The real action is elsewhere, however. Firstly there is the ‘flashing lane’ where horses (with or without a trap) are ridden or ‘flashed’ at speed to show off all their pent up gypsy wildness and prowess. These horses pose a considerable threat to anyone who stumbles onto the lane, because being hit by a speeding horse is generally considered a painful experience at best. On top of that the riders face the possibility of injury from falling off their four legged friends and landing face first on the cold, hard tarmac (one silly sod does this in the documentary and is immediately surrounded by his gypsy brethren, who scream for an ambulance, though I can’t say I felt quite the same need for such urgent assistance: you ride the horse, you make the fall, you take the hit. Tough shit. The other busy spot is ‘the Sands’ on the River Eden (poorly named) as it snakes through the town. Here the horses are taken for a good old wash, typically by a foul mothed trollop in hot pants or some bearded, bare chested advert for bad tattoos. Spectators swarm around the riverside, getting smashed and making deals for horses. It is a little known fact that the average male traveller spends up to 95% of their awake time either talking shit very fast or making fucking deals, often these can be performed simultaneously; a seasoned gypsy continues to talk shit and make deals even after they have fallen into a deep sleep. Note: casual non gypsy Appleby gypsy horse buyers beware – a gypsy horse ridden fast and then washed in a river is still a gypsy horse, sold by a gypsy.

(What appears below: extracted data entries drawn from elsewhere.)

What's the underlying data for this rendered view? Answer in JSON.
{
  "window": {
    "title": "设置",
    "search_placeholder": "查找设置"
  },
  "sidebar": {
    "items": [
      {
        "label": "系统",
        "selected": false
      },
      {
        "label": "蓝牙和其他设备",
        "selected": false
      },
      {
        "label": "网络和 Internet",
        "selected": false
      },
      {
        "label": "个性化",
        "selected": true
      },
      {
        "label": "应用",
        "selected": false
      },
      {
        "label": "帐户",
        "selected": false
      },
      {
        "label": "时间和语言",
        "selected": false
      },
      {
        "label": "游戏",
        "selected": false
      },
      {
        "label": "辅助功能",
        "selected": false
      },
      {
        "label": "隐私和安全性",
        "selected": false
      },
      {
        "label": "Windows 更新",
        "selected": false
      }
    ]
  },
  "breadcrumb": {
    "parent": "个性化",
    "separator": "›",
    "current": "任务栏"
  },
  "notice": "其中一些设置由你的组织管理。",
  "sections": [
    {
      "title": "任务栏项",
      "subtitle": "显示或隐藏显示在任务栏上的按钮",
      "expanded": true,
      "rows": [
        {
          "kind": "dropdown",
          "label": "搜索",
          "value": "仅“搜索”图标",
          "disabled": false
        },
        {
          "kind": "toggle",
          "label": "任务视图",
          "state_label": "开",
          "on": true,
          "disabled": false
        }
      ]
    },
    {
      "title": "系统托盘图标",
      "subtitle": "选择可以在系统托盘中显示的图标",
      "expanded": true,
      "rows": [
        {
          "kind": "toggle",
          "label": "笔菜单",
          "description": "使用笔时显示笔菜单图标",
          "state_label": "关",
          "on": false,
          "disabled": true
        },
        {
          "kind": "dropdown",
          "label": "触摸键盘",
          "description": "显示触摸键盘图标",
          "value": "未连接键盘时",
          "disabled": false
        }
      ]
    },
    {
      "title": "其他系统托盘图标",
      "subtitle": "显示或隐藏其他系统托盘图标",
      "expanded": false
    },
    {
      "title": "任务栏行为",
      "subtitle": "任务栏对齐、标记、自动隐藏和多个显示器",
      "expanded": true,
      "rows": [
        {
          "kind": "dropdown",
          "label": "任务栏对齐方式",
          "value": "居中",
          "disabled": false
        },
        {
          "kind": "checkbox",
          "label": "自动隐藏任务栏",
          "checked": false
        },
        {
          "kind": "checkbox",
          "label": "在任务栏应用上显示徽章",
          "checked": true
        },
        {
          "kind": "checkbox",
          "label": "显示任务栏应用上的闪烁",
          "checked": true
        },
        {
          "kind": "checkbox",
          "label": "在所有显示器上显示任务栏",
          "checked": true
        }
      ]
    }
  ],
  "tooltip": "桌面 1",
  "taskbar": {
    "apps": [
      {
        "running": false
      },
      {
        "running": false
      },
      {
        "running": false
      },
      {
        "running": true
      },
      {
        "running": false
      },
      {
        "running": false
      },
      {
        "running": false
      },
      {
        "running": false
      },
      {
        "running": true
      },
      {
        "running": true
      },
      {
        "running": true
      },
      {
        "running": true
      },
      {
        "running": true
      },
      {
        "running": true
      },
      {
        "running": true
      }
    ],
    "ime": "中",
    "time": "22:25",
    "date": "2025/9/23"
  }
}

And then every night, after each day of haggling and eating chips the drinking goes up a notch from casual to determined and everyone gets twatted outside the pub and the police have to weigh in, though as you may expect gypsies and travellers have an excuse for everything and a code by which anyone else is to blame but themselves. Meanwhile the locals stay locked inside, their daily routine utterly buggered as the streets teem with pent up aggression, drunken braggadocio and fat, permed girls in tight clothes. The travellers complain that they are side-lined and looked upon with fear and mistrust; and they’re right, because no-one wants them hanging around as they choose to live on the side line, they’re generally scary and typically very hard to trust. They can have all the traditions they like but the bottom line is that they are bound to a boundless existence, and they just can’t see why people resent them dumping themselves on the side of the road. Not that it matters to them – they clearly don’t worry too much about the police or the law and for the camera’s sake just send in some grim faced, angry mother of nine to the front line to bark about injustice and family (and tradition, no doubt) and how her little Patrick would never do that and her little Siobhan has never been in trouble her whole feckin’ life.

So we won’t really be going to Appleby this year, after all; I don’t think I’m made out to mingle with the gypsy and traveller community, and from the evidence I’ve seen over the years I don’t think there’s any point wasting a lot of time feeling sorry for them; to their credit it’s unlikely they would care anyway. For some strange reason watching ‘The Town The Gypsies Took Over’ didn’t make me particularly sympathetic towards the residents of Appleby either, particularly the owner of a B&B who had little good to say about their annual ‘visitors’ but was happy to take their money (some residents seemed to rather like the chaos, but they did seem to be the sort of people who spent most of the day on a park bench, talking to their own hair). The fact is it is very hard to discuss gypsies and travellers without bringing up the worst bits while frantically scratching around for something positive to say, if you can be bothered. In time I might just start to regret my feelings, but having said that the last time I had a run in with them (not long ago, do feel free to ask) they didn’t give too good an account of themselves, so I doubt it. Better, I suppose, to just let them get on with their lives while I get on with mine. Only mine won’t ever be in Appleby in early June, ever. And for the last time: no, I do not want to buy a fucking horse!